Ja, es handelt sich um Vorschläge im Sinne dessen, was Evgeny Morozov als staatliche Maßnahmen zum Aufbau digitaler Infrastrukturen bezeichnete. Nein, Evgeny Morozov hat den Kampf, in dem der Staat dem Neoliberalismus entgegentreten und auf die nationale kollektive Intelligenz setzen muss, nicht erfunden. In Brasilien wurden keine Maßnahmen zur Entwicklung und technologischen Autonomie ohne einen politischen Kampf gegen die herrschenden Klassen, die das Land regieren, akzeptiert.

Brasilien liegt im geopolitischen Einflussgebiet der USA, dem sogenannten Hinterhof. Zum Beispiel hatten wir einen intensiven politischen Kampf um den Aufbau der Companhia Siderúrgica Nacional – von grundlegender Bedeutung für die Industrialisierung Brasiliens. Ein Teil der herrschenden Klassen wollte weiterhin Erz an die United States Steel Co. schicken, um dort Stahl zu importieren, und dafür zehnmal mehr zahlen.
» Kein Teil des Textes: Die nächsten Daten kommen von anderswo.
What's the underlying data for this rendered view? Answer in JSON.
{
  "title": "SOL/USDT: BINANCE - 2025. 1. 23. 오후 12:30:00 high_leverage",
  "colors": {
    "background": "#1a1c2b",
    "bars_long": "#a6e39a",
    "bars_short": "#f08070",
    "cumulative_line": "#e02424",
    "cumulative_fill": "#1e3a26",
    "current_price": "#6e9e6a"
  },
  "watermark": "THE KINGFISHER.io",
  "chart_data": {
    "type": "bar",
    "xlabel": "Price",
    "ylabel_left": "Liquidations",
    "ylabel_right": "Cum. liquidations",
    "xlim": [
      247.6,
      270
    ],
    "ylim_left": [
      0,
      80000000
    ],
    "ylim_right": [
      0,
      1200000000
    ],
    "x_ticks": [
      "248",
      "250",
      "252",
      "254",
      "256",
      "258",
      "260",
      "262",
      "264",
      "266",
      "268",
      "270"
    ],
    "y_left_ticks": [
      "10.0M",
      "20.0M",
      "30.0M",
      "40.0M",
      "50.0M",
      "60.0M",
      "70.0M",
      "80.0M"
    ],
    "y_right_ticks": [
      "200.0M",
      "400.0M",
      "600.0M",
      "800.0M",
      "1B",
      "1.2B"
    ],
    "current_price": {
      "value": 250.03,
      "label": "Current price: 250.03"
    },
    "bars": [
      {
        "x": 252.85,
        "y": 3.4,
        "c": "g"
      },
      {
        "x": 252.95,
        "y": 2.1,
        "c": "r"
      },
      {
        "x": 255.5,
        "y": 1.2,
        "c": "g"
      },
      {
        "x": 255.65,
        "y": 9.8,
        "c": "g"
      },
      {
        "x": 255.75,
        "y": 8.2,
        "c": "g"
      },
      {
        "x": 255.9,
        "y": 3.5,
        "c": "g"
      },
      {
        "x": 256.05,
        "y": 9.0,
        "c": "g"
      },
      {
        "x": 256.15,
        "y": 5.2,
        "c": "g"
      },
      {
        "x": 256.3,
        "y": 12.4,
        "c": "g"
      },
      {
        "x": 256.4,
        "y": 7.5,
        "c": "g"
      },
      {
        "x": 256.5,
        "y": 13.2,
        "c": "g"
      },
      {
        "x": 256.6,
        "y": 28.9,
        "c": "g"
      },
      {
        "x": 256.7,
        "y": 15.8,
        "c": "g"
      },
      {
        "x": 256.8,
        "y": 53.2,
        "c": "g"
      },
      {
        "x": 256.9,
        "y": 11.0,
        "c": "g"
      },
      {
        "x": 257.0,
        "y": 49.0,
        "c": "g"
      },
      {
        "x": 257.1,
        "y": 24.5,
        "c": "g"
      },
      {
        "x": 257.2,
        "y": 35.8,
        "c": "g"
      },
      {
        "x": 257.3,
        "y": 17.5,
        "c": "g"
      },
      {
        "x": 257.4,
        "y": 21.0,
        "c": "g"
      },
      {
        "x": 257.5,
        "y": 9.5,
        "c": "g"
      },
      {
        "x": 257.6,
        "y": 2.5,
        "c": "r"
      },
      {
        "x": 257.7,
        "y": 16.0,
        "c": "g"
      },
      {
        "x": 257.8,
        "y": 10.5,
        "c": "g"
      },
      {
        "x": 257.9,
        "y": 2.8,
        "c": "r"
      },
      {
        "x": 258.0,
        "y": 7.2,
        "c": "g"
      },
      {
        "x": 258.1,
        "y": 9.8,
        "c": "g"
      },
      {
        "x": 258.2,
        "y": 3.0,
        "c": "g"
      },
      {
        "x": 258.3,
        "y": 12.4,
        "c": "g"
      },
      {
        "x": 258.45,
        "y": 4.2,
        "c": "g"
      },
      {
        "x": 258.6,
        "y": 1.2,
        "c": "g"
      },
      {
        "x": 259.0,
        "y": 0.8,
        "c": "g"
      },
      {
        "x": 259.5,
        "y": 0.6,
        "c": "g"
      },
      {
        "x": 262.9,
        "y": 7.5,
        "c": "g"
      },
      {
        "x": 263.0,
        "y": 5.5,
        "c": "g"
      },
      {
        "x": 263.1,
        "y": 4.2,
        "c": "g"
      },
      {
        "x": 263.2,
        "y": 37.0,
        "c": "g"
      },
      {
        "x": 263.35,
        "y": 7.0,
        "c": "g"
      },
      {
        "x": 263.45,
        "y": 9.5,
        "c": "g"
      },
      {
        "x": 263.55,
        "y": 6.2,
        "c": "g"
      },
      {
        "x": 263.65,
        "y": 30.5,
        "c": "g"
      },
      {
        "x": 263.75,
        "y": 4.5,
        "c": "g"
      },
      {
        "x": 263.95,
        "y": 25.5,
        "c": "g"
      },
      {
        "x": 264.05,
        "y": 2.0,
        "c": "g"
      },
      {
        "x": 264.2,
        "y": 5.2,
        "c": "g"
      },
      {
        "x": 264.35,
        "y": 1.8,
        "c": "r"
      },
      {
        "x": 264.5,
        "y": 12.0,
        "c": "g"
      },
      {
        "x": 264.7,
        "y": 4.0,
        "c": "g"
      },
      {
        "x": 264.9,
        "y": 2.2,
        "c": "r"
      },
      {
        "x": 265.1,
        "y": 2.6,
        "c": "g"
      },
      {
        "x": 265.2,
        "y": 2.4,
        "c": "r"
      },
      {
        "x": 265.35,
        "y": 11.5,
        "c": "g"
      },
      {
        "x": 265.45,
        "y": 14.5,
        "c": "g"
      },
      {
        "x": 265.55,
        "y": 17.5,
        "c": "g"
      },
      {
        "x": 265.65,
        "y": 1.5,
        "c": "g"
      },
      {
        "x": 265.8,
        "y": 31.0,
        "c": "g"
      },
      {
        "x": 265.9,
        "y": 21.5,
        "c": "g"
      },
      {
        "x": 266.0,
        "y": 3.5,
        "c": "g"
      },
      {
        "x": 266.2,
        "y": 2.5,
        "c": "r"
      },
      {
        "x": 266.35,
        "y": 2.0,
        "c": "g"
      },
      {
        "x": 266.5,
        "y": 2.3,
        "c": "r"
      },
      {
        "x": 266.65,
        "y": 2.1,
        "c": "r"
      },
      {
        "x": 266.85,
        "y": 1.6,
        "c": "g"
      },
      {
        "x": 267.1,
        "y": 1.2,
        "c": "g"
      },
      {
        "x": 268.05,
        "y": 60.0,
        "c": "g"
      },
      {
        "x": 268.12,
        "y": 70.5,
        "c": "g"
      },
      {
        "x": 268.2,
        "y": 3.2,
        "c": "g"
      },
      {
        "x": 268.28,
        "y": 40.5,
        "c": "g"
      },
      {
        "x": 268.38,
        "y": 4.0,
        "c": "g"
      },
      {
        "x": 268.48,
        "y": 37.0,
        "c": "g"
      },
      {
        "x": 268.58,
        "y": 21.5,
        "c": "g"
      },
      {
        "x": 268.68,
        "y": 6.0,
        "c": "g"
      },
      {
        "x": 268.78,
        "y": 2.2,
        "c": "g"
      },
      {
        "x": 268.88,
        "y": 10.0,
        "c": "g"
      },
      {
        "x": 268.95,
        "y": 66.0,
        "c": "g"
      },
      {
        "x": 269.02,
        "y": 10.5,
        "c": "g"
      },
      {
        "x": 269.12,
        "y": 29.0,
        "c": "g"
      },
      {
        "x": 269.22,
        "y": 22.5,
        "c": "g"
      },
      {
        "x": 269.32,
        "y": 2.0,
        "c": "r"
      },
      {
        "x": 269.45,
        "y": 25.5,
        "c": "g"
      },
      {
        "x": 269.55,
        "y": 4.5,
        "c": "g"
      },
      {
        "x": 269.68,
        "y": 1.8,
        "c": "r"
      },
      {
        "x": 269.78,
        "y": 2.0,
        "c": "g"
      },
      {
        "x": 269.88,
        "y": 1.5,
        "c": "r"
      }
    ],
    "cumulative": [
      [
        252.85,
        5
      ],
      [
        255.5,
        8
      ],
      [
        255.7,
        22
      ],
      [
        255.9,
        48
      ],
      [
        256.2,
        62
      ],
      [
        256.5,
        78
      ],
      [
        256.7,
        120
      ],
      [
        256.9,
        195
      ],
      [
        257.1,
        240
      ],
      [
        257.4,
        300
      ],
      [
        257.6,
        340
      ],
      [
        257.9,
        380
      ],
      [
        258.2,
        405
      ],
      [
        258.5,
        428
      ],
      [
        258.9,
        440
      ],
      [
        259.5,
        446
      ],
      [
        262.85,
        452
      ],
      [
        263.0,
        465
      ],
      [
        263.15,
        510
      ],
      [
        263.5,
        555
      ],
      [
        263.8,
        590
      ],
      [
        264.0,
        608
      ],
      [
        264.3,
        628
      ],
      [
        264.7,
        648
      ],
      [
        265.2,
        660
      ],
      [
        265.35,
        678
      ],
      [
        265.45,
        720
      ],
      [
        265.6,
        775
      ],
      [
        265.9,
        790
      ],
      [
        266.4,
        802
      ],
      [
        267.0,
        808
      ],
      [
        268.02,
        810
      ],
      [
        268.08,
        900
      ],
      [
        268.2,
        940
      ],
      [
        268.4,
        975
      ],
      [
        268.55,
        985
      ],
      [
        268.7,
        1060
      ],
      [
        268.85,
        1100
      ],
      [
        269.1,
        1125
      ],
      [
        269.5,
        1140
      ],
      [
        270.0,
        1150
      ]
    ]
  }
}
Petrobras entstand erst nach der Kampagne „Das Öl gehört uns!“. Vergessen Sie nicht, dass Herr Roberto Campos gegen die Verstaatlichung des Öls und gegen die IT-Politik war. Ja, Roberto Campos ist der Großvater des derzeitigen Präsidenten der Zentralbank. Kürzlich hat die Regierung von Michel Temer alles getan, um den drittgrößten Flugzeughersteller der Welt, Embraer, an die USA zu übergeben. Aufgrund rechtlicher Probleme im Boeing-Land kam der Deal nicht zustande. Denn „warum Flugzeuge bauen?“ Was zählt, ist das Fliegen.“

Nichts deutet darauf hin, dass wir aufhören werden, ein Territorium für Datenextraktion und App-Ersteller zu sein, wenn der Staat nicht handelt. Ohne die Frage der digitalen Souveränität – über soziotechnische Infrastrukturen – und der Datensouveränität in einen politischen Kampf umzuwandeln, werden wir bald technologisch von Ländern überholt, die politische Auseinandersetzungen über Entwicklung und Technodiversität erleben.

Wenn es uns nicht gelingt, eine starke technopolitische Bewegung zu schaffen, werden wir weiterhin Verbraucher von Produkten und Dienstleistungen sein, die von automatisierten Systemen basierend auf der Verarbeitung von Daten unserer Bevölkerung erstellt werden. Die Kämpfe werden intensiv sein.

*Sergio Amadeu da Silveira ist Professor an der Federal University of ABC. Autor, unter anderem von Freie Software – der Kampf um die Freiheit des Wissens (Konrad).

Ursprünglich auf der Website veröffentlicht Andere Worte.